Bantul
Pemkab Bantul Kesulitan Mendata dan Memantau Kesehatan Sapi di TPST Piyungan
DPPKP masih belum bisa mendata sapi-sapi yang berjumlah ribuan ini karena sapi dilepas untuk mencari makan sendiri di gunungan sampah.
Penulis: Amalia Nurul F | Editor: Gaya Lufityanti
Ia menambahkan, total populasi sapi di Bantul tercatat sebanyak 52.000 ekor.
Sedangkan untuk sapi yang masuk RPH setiap harinya bisa mencapai 10-13 ekor.
"Bantul memproduksi daging terbesar di DIY dan didistribusi di DIY juga. Di RPH sehari bisa sampai 10-13 (ekor) sejak RPH dibuka 24 jam," terangnya.
Baca: TPST Piyungan Masih Ditutup, Sampah di TPS Mandiri Melonjak Drastis
Sementara itu, satu dari pemilik sapi di TPST Piyungan, Narijo mengatakan, pemeriksaan kesehatan bagi sapi-sapi yang pasti hanya satu kali yakni jelang iduladha.
Selain itu, ia hanya sesekali memanggil dokter hewan jika ada sapi yang sakit.
"Kalau ada yang sakit, biasanya telepon dokter. Sama dicek (kesehatan) kalu mau qurban," kata Narijo yang memiliki delapan ekor sapi yang ia lepas di sekitar TPST Piyungan.

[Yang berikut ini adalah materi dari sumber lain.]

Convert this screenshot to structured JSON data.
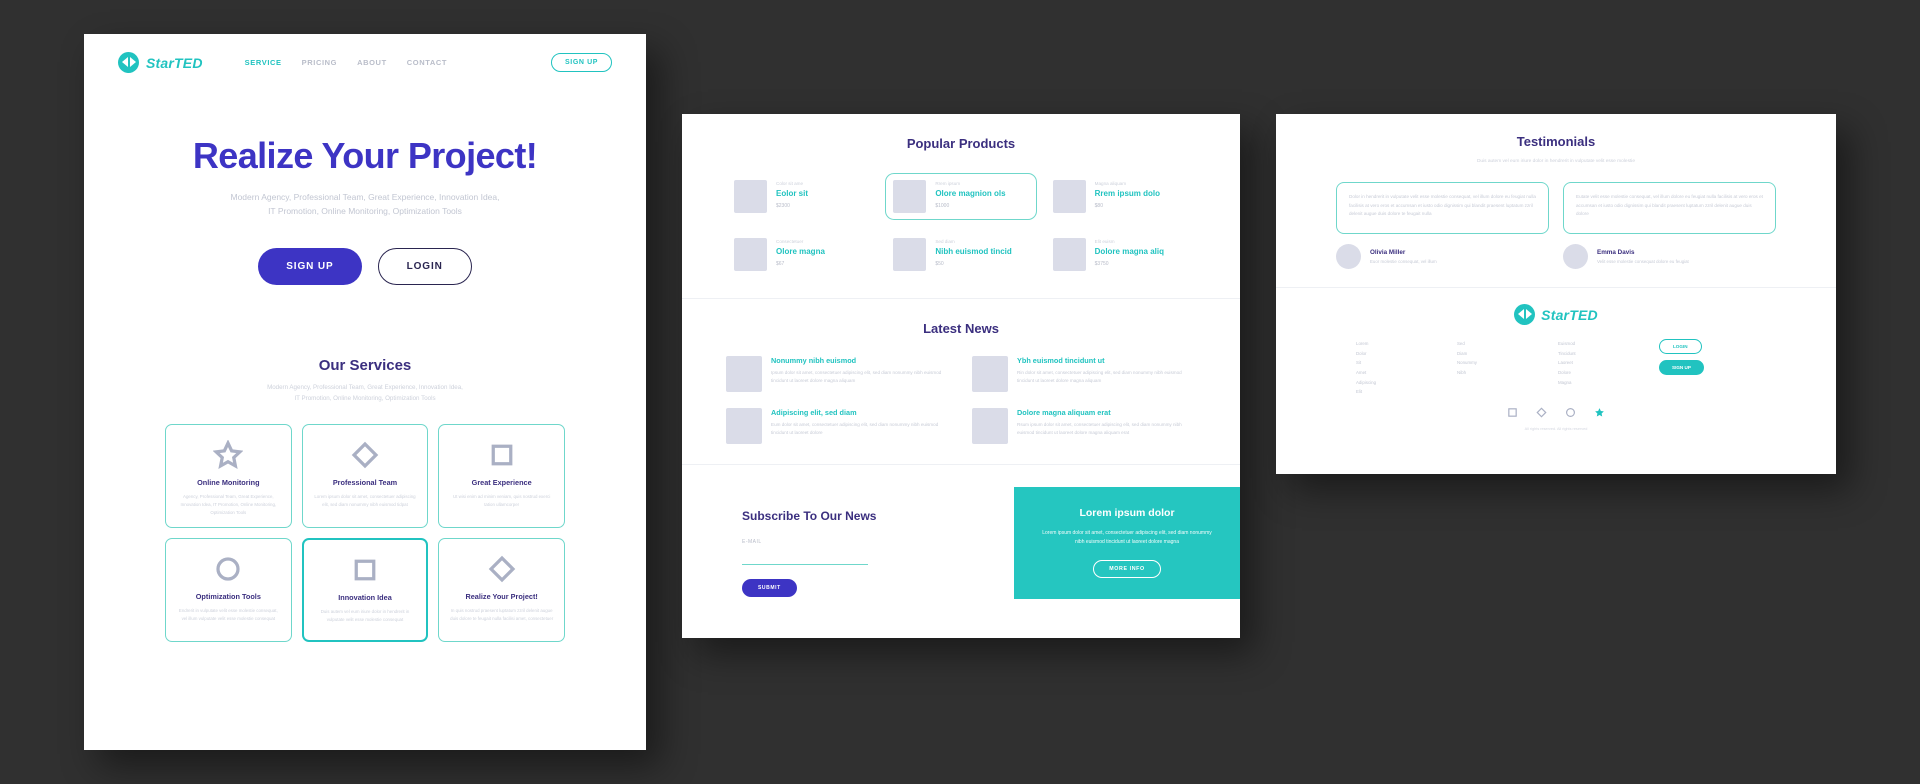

Narijo mengatakan, dulu, ada organisasi pemilik sapi TPST Piyungan. Kini organisasi tersebut sudah tak ada lagi.
"Dulu ada organisasi pemilik sapi sekarang sudah bubar. Karena ketuanya meninggal, jadi nggak dilanjut," tuturnya.
Katanya, saat organisasi tersebut masih ada, dulu ada pendataan soal kondisi sapi. Bahkan sapi-sapi tersebut dipantau setiap hari.
"Kalau siang ada yang jaga bergilir lihat sapi-sapi biar nggak kecelakaan," terangnya.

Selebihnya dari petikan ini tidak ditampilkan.